Their biggest risk right now is doing something to lose the trust of the community. Most users have zero money actually invested in home assistant, as opposed to something like Alexa and Google home. That makes it a lot easier to jump ship to an alternative. I think that’s a big part of why they’ve started the foundation.
I wish it had better SSO integration with keycloak
Thanks for volunteering to build a new integration for HA! I can’t wait to see what you come up with.
Some have tried working on this.
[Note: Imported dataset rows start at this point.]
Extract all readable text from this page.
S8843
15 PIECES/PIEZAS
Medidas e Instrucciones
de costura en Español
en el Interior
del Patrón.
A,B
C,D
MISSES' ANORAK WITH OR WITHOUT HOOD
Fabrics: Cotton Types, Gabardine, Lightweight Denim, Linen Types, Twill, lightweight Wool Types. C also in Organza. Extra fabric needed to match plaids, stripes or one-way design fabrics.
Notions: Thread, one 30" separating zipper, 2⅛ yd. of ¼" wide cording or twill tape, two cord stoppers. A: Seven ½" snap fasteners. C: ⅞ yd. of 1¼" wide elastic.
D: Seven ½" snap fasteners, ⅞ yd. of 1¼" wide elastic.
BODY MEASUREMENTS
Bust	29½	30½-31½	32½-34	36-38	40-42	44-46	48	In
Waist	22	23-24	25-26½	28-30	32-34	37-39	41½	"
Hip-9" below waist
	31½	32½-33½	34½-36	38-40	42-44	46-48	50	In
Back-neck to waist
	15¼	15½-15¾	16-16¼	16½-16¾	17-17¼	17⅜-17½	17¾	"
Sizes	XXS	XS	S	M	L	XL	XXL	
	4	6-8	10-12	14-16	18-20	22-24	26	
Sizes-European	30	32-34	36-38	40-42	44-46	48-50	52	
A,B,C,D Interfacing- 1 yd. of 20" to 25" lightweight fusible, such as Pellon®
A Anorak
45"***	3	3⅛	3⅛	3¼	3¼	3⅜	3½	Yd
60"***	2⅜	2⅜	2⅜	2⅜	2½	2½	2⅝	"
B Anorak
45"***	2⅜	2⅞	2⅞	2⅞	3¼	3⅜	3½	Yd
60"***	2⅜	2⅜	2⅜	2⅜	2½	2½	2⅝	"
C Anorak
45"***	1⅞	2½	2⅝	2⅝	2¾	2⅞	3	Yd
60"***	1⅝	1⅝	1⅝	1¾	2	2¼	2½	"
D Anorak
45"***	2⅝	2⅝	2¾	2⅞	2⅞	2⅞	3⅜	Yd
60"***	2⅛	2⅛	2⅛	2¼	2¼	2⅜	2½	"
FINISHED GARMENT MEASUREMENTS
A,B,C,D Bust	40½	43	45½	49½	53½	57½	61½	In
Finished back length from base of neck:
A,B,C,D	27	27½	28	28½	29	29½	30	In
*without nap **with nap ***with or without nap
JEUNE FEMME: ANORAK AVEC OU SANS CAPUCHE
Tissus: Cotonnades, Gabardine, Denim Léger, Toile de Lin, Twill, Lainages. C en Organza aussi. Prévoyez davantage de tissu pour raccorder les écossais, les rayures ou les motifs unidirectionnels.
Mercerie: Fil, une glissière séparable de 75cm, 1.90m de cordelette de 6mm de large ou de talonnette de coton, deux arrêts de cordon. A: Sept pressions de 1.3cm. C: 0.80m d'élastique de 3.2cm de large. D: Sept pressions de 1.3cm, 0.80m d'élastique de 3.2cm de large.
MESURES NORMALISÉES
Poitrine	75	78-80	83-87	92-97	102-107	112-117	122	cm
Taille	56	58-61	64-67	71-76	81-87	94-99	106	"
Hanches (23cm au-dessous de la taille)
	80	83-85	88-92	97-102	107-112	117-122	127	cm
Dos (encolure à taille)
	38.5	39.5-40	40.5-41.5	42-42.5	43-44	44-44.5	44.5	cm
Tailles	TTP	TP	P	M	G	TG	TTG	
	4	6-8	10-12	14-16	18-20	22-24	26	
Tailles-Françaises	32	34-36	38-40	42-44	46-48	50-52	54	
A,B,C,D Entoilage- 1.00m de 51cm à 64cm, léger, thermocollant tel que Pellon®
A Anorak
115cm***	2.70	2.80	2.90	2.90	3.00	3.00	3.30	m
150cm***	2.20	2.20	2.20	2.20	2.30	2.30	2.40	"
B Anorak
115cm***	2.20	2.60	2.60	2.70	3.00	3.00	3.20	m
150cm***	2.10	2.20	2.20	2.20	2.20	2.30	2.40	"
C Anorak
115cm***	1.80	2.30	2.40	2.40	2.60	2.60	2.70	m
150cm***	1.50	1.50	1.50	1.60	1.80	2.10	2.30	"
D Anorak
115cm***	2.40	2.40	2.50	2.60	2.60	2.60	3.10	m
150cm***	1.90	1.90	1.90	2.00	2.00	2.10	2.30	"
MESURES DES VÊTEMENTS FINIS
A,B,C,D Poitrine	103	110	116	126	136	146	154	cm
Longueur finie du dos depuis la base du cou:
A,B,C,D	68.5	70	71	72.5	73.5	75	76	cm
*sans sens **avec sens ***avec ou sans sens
Authentik even developed a hack to make it work with HomeAssistant. Unfortunately the core devs of HomeAssistant have historically viewed external auth as a niche feature that users don’t care about.[1] Not sure if that is still the case, but until that mentality changes we are stuck with native auth because PRs are just going to get denied.
I think this post pretty much sums it up:
In 2024, Home Assistant sticks out like a sore thumb among FOSS projects for its lack of modern authentication and authorization.
Bit of a detour but Companies need to realise that AI needs to work FAST and have access to ALL the periphery that is available to the user to effectively put itself in our situation. This requires insane trust. This and the fastness aspect requires AIs to work offline only.
I’m not sure “Open Home Foundation” was the best name to give a privacy focused advocacy program. It kind of sounds like the opposite.
How’s HA compare to Hubitat? I like the offlineness of hub, but I’m not a programmer and setting a lot of stuff up often feels like a chore.